E agora estou aqui. Minha cabeça dói como nunca. Meus membros tremem de fraqueza. E na minha mão se encontra o casco do último rum, da última bebida que eu tinha guardada no meu bar. Eu já decidi, hoje é fim. Me levanto com esforço da cadeira e vou até a porta, bêbado, trançando os pés. Passo por todo o lixo e a sujeira acumulados durante anos no local. Abro a porta violentamente deixando a última claridade do dia penetrar no ambiente, sorrio antes de partir para o mar pela última vez.
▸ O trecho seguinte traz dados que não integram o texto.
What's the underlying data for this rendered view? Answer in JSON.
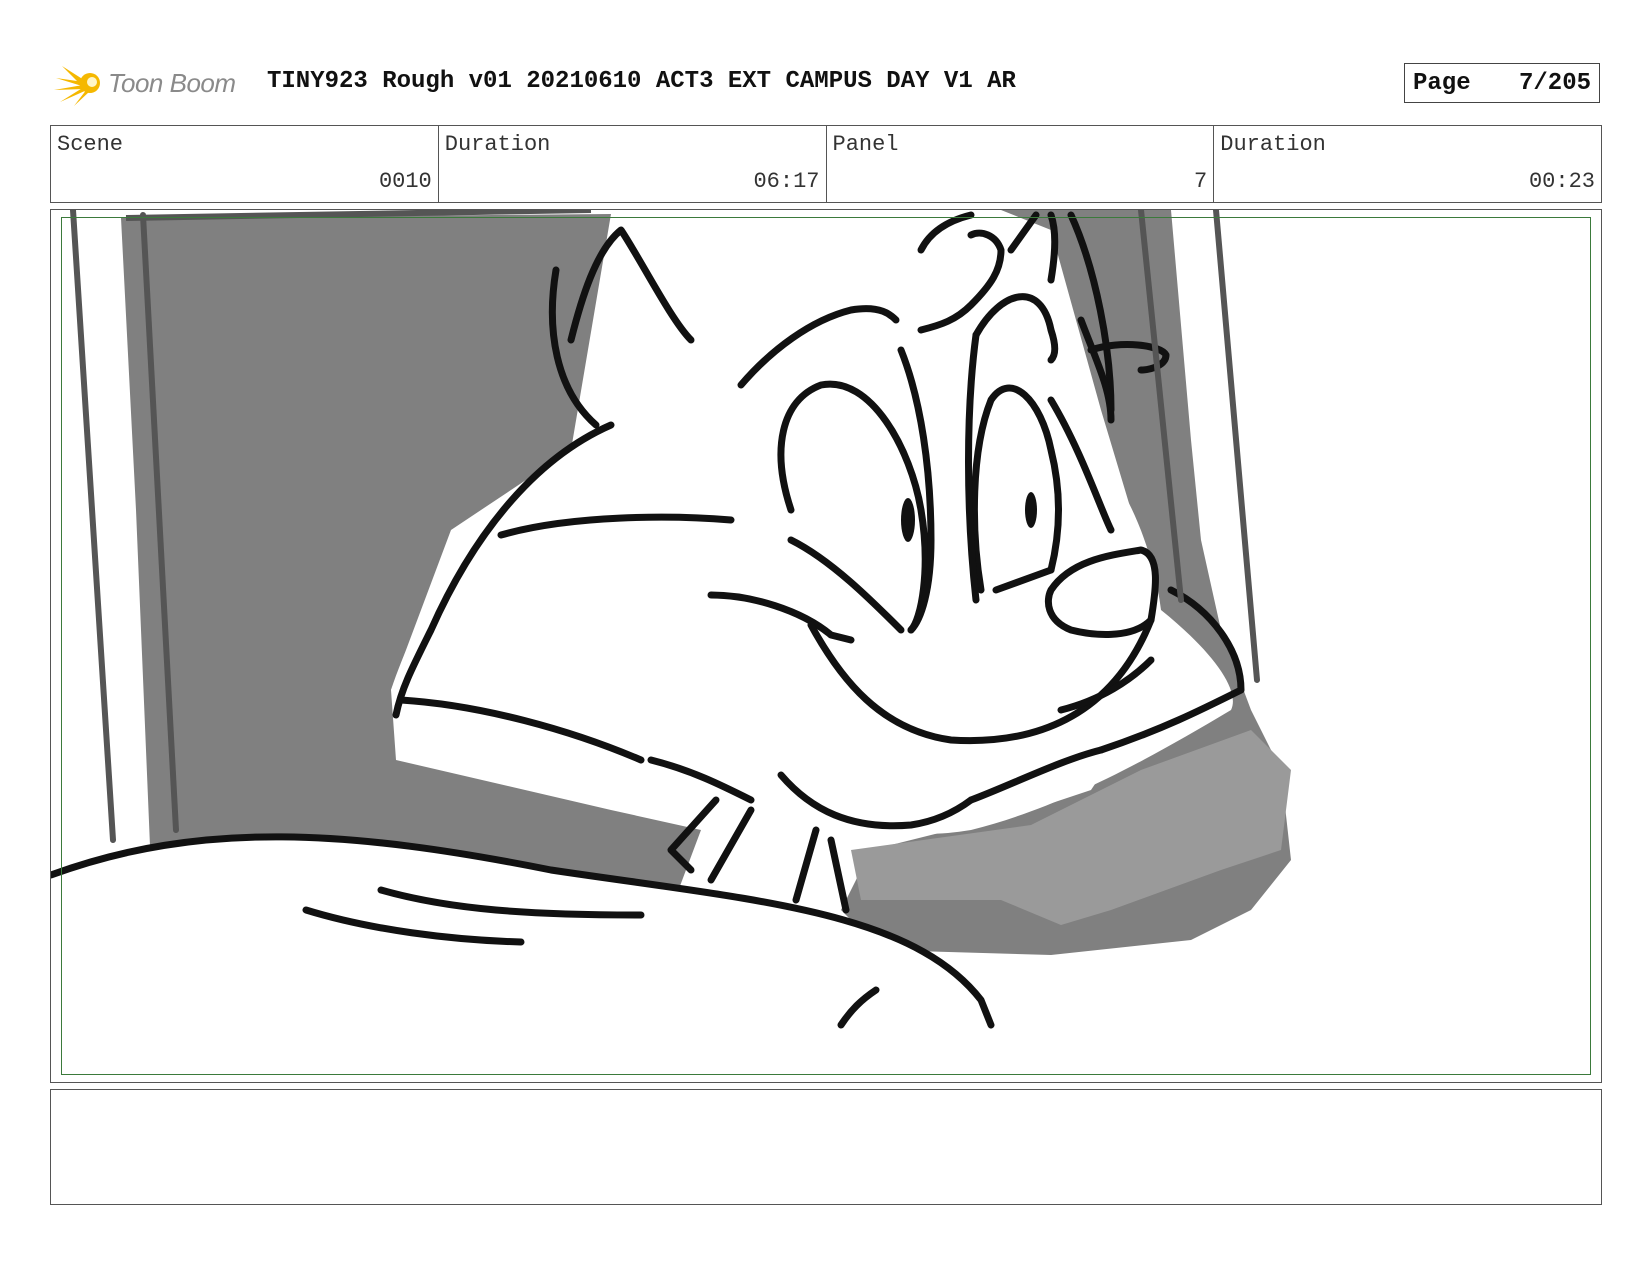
{
  "header": {
    "logo_text": "Toon Boom",
    "title": "TINY923 Rough v01 20210610 ACT3 EXT CAMPUS DAY V1 AR",
    "page_label": "Page",
    "page_value": "7/205"
  },
  "info": {
    "scene_label": "Scene",
    "scene_value": "0010",
    "scene_duration_label": "Duration",
    "scene_duration_value": "06:17",
    "panel_label": "Panel",
    "panel_value": "7",
    "panel_duration_label": "Duration",
    "panel_duration_value": "00:23"
  },
  "notes": {
    "text": ""
  },
  "colors": {
    "logo_star": "#f5b800",
    "safe_frame": "#3b7a3b",
    "shadow_dark": "#808080",
    "shadow_light": "#9a9a9a"
  }
}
Atravesso o curto caminho com uma dificuldade maior que o normal. Caiu uma, duas, três vezes na areia mas não deisisto. O Sol estava se pondo e eu queria aproveitar o crepúsculo para seguir meu destino. Quando chego perto das ondas sinto que meu corpo está no limite, não aguentarei nem mais um esforço. Mas continuo corajosamente em direção do infinito azul que se estende na minha frente.

Com prazer sinto a água gelada por toda a minha pele me causando caláfrios e me sinto feliz pela primeira vez em muito tempo. Então, uma onda mais alta me acerta e sinto alguma coisa dura bater contra meu peito. Abro os olhos que ardem pelo sal e vejo uma garrafa. É uma resposta! Então alguém leu minas cartas. Alguém sabe como me sinto. Eu não estava tão sozinho afinal. Me agarro aquela prova de que minha vida foi sim mais do que o escuro da solidão e simplesmente me solto a força do mar. Sinto a doce incosciência e a calma chegada da morte. Minha força some de meus membros e devagar também abandona o resto de meu corpo. Então minha mente começa a falhar e sua força aos poucos é derramada no mar, o Gigante Azul que me acolhia nesse momento para compartilhar com ele a eternidade. Talvez eu encontrasse a luz, talvez...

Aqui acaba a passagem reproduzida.